Roosevelt was youngest president at 42

Published 12:36 am Saturday, November 28, 2015

Here is a bit of “this and that” about presidents and other famous people, along with a few interesting facts. Did you know …

That President Rutherford B. Hayes’s wife was nicknamed “Lemonade Lucy” because she did not serve alcoholic beverages at the White House?

That during the war, Martha Washington visited her husband George at his encampments, including Valley Forge? That President Washington had such a fear of being buried alive, he requested that he not be buried until three days after his death?

That Samuel Adams and John Adams were cousins and both leaders during the Revolutionary era?

That President Franklin D. Roosevelt’s wife, Eleanor, was also his cousin? That he had polio when he was 39 and was told he would never walk again, but overcame his disability enough to walk with the aid of braces and cane?

That Theodore Roosevelt was the youngest at 42 to become president? That he assumed that office upon the death of William McKinley?

That President John F. Kennedy was the youngest elected president at 43 and the youngest to die in office at 46? That he was the first Catholic elected to the presidency?

That Benedict Arnold was a hero before he was a traitor?

That President Andrew Jackson’s life was threatened through a foiled assassination attempt?

That Robert E. Lee was asked by President Abraham Lincoln to lead the Union forces of the Civil War, but refused because he was from the State of Virginia? That, along with other southerners during the Civil War lost his citizenship? That it was not restored until the 1970s?

That Stonewall Jackson and Robert E. Lee were devout Christians?

That diarrhea killed more men in the Civil War than were killed fighting on the battlefield?

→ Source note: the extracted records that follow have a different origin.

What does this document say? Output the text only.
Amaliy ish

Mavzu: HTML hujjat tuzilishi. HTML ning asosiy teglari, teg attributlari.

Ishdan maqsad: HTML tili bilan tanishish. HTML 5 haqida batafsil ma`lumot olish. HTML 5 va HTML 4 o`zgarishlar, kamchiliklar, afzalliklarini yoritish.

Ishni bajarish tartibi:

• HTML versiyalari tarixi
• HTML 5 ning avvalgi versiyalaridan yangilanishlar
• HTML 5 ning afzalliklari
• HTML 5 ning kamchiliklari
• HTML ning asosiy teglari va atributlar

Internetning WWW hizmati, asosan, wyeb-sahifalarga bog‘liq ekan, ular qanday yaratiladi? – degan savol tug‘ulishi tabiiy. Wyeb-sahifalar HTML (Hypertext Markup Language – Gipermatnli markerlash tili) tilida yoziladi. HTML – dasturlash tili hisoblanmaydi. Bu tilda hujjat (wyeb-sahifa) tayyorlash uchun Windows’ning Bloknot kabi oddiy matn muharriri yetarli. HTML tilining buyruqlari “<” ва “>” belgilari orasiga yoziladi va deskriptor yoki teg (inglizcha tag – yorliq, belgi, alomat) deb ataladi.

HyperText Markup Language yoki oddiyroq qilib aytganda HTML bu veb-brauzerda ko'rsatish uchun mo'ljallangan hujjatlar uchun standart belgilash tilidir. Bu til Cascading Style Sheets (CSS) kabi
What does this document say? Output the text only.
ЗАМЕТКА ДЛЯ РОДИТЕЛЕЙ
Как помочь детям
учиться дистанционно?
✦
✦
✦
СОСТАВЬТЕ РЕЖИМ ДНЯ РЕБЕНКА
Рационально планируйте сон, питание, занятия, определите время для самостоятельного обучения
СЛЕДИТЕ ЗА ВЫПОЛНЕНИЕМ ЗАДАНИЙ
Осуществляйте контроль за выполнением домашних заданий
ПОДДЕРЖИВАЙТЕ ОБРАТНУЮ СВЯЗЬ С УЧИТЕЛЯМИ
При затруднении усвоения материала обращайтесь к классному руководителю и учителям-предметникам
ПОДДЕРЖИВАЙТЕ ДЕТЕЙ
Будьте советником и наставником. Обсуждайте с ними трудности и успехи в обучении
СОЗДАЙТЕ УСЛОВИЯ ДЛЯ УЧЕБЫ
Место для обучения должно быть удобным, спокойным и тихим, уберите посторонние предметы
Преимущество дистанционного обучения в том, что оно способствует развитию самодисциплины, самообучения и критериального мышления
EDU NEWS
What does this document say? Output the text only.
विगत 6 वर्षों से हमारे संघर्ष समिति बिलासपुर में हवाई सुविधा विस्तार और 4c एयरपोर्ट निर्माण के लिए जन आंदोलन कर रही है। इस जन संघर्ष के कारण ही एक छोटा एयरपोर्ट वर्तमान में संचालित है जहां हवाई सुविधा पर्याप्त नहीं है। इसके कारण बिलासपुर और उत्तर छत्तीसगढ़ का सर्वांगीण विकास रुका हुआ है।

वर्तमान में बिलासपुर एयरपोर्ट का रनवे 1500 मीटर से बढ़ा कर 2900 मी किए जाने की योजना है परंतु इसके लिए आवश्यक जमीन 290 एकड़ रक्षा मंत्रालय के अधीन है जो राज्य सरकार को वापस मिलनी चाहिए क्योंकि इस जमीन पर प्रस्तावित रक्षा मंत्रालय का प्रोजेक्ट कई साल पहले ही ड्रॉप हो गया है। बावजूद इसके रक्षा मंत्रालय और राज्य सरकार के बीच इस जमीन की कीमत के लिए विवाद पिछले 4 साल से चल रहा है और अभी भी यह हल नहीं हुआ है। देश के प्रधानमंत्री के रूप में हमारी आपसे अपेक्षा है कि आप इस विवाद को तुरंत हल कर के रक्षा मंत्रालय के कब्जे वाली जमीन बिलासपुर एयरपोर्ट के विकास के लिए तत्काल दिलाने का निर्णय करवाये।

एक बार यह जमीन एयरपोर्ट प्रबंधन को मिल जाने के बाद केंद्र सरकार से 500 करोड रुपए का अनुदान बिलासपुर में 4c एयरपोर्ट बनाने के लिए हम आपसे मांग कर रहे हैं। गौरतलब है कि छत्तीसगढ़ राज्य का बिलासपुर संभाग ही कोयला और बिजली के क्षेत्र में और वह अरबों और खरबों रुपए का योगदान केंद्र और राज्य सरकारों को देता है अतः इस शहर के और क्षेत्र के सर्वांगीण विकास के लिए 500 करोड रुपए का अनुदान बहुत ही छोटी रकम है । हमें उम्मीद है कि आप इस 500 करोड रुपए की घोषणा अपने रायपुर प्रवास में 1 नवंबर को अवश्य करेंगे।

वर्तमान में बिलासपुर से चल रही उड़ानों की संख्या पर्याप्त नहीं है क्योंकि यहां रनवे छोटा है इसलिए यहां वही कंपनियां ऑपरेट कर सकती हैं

That during World War II, all baseball games on the East Coast were played during the day as a precaution against enemy boats detecting the lights?

That popular songs of the Civil War were “Goober Peas,” “When Johnny Comes Marching Home Again,” and “The Yellow Rose of Texas?”

That the song, “John Brown’s Body,” and the expletive, John Brown, comes from abolitionist John Brown who took the arsenal in Harper’s Ferry, Va.? That Brown was captured by Corp. Robert E. Lee and hung?

That for every mile of the 2,000 pioneers of this country traveled to Oregon from Missouri, seventeen people died?

That the lead Japanese pilot in the bombing of Pearl Harbor later was converted to Christianity?

That Benjamin Franklin was responsible for public libraries, as well as the invention of bifocals? That another of his accomplishments was serving the nation as its first postmaster? That he had a son who was a royal governor in America during the American Revolution?

That during WWI before machine guns were mounted on airplanes, pilots threw bricks, wrenches and guns at enemy planes?

That those whiskers men grow on the sides of their faces are named for a Union general, Ambrose Sideburn, who was known for his own facial adornment?


Nina Keenam is retired from the newspaper business. Her column appears on Saturdays.